If more than 1,000 people are notified, they also have to notify consumer reporting agencies and file a detailed notice with the AG that becomes part of a public record, even if only a handful of those people actually live in Maine.
Notice has to go out as soon as law enforcement says it will not compromise an investigation, with guidance converging on roughly a 30‑day outer bound from discovery, so Maine filings often appear before a company’s national comms and investor disclosures are fully baked.
If you want a live view of the feed, here’s the “Breach Portal” for Maine:
https://www.maine.gov/agviewer/content/ag/985235c7-cb95-4be2-8792-a1252b4f8318/list.html
🔗 Open Source
GitHub link to Bianco’s EvidenceForge project listed in the Gem above. Check out the AGENTS.md file since this is run as a skill within Claude / Codex.
Open-source, Python-based asset discovery framework. It handles host discovery, port scanning, service fingerprinting, and enrichment in a single path, then organizes the results into a single web app. Good fit for attack surface inventory, lab mapping, and quick scoping when you need a clean picture of a subnet or environment.
Handy is essentially a push-to-talk assistant for transcribing your speech into text. It uses local models for the transcription itself.
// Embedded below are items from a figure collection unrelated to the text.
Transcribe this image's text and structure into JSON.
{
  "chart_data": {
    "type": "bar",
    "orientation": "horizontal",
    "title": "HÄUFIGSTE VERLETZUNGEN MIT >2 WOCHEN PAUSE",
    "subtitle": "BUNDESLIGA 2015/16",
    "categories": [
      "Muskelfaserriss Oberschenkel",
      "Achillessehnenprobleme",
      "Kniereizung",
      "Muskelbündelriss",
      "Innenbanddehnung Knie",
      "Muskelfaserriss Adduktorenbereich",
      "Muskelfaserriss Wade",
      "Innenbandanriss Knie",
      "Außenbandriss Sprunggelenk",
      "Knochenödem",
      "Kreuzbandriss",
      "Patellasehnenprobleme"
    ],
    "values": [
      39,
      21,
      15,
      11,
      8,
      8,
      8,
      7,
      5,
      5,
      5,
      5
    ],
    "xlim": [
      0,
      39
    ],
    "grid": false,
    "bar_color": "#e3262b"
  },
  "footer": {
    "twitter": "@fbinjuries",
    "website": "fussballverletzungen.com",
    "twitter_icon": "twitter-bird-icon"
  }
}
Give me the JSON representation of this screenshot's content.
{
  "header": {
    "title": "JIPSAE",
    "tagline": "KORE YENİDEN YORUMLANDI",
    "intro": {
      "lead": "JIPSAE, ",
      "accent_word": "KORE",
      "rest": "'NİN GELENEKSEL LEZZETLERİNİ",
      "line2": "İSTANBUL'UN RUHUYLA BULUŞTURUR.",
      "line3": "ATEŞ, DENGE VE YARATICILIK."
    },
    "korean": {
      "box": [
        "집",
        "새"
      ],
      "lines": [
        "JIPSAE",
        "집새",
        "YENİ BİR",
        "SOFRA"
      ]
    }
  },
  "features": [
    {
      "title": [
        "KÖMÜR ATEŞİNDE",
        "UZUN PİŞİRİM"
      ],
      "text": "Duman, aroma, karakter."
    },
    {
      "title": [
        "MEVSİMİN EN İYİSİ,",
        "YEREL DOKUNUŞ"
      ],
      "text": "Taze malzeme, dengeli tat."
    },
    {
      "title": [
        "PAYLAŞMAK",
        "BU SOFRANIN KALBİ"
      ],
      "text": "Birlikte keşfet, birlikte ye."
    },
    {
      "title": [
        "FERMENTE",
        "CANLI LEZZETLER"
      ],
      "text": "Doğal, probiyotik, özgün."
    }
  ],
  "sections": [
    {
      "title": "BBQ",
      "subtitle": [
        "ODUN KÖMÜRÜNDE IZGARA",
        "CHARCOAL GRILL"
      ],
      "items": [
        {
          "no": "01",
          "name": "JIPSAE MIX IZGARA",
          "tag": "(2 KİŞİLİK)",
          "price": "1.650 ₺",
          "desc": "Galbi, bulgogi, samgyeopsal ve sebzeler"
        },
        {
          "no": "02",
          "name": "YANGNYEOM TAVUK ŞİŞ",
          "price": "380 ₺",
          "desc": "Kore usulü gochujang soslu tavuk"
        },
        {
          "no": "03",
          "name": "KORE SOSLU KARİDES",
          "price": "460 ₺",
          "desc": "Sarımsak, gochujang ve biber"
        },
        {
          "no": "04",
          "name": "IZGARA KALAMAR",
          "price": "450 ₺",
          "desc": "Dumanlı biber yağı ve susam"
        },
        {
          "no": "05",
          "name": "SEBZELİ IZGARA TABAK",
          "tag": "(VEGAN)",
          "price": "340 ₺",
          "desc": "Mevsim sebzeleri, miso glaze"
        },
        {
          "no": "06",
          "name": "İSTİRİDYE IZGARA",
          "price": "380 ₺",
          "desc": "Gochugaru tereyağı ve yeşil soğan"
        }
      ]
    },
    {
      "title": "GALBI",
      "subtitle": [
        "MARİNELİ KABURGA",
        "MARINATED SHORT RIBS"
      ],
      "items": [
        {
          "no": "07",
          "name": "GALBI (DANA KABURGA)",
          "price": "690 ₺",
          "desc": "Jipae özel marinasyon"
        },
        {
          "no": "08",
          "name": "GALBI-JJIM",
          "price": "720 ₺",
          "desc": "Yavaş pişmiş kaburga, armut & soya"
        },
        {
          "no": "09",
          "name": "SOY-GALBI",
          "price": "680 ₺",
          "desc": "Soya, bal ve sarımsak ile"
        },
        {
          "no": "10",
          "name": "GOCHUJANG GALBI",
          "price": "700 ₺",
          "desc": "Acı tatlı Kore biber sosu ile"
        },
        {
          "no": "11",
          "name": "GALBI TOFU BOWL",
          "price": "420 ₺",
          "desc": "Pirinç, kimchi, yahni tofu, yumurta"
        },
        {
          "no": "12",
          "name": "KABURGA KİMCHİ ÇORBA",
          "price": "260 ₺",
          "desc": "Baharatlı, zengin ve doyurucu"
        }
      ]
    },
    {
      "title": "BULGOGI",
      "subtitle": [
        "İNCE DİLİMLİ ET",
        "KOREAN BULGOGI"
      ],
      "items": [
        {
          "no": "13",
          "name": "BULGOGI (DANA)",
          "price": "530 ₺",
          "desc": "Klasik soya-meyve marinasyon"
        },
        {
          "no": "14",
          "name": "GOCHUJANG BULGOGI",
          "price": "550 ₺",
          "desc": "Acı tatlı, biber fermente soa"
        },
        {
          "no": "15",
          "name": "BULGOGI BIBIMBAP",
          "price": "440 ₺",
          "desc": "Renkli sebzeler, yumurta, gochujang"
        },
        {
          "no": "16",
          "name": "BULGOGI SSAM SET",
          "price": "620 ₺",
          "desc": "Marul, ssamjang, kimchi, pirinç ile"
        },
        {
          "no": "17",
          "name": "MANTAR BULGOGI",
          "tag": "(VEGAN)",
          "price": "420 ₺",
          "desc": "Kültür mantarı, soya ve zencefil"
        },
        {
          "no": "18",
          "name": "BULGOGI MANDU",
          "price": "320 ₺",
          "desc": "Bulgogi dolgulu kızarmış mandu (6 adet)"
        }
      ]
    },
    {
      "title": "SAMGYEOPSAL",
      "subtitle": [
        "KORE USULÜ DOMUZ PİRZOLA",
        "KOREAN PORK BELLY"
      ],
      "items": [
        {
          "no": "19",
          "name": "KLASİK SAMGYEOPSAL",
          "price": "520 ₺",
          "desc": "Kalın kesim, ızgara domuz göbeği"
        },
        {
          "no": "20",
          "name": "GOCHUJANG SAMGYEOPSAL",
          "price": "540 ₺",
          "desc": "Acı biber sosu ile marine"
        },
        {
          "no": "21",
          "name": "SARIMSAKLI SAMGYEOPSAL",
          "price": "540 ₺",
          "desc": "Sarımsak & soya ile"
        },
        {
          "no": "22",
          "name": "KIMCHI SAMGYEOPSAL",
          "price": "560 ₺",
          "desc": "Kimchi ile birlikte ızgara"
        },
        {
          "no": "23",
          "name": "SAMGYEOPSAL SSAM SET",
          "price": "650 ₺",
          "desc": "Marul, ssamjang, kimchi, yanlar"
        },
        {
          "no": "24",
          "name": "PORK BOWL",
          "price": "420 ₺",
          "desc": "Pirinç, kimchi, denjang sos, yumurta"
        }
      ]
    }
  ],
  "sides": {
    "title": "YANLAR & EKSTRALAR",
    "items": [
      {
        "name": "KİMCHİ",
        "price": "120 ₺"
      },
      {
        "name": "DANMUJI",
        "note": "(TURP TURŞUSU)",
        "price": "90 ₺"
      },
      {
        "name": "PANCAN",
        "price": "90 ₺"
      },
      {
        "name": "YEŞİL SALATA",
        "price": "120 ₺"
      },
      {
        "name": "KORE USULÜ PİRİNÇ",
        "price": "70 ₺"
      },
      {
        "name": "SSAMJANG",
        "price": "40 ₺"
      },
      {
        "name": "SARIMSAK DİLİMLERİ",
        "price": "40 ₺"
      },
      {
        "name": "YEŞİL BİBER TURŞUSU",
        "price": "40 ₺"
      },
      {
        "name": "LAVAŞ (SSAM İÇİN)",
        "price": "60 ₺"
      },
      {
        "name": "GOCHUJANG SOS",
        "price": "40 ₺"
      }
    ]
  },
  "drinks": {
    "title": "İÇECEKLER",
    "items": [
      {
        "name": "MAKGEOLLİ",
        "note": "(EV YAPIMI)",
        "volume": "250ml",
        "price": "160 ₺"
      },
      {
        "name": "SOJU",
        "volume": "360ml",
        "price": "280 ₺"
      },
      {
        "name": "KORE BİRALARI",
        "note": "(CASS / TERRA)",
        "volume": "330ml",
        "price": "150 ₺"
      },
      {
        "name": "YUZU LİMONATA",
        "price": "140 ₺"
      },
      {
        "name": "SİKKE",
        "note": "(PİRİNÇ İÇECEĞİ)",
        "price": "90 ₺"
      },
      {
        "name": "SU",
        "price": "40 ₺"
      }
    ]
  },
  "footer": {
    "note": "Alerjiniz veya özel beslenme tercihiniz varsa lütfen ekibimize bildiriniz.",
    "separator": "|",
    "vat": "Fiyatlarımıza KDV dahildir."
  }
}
Good for note-taking, but might be super interesting for prompting your coding agent so you can be totally hands-off keyboard.
CarterPerez-dev/exs-cyberjob-scraper
Elixir-based scraper that pulls cybersecurity job postings, filters out the generic “IT” noise, and surfaces which certs show up most often in real roles. If you mentor juniors or run hiring, this is a handy way to sanity‑check which certification signals actually appear in current job ads instead of guessing based on vendor marketing.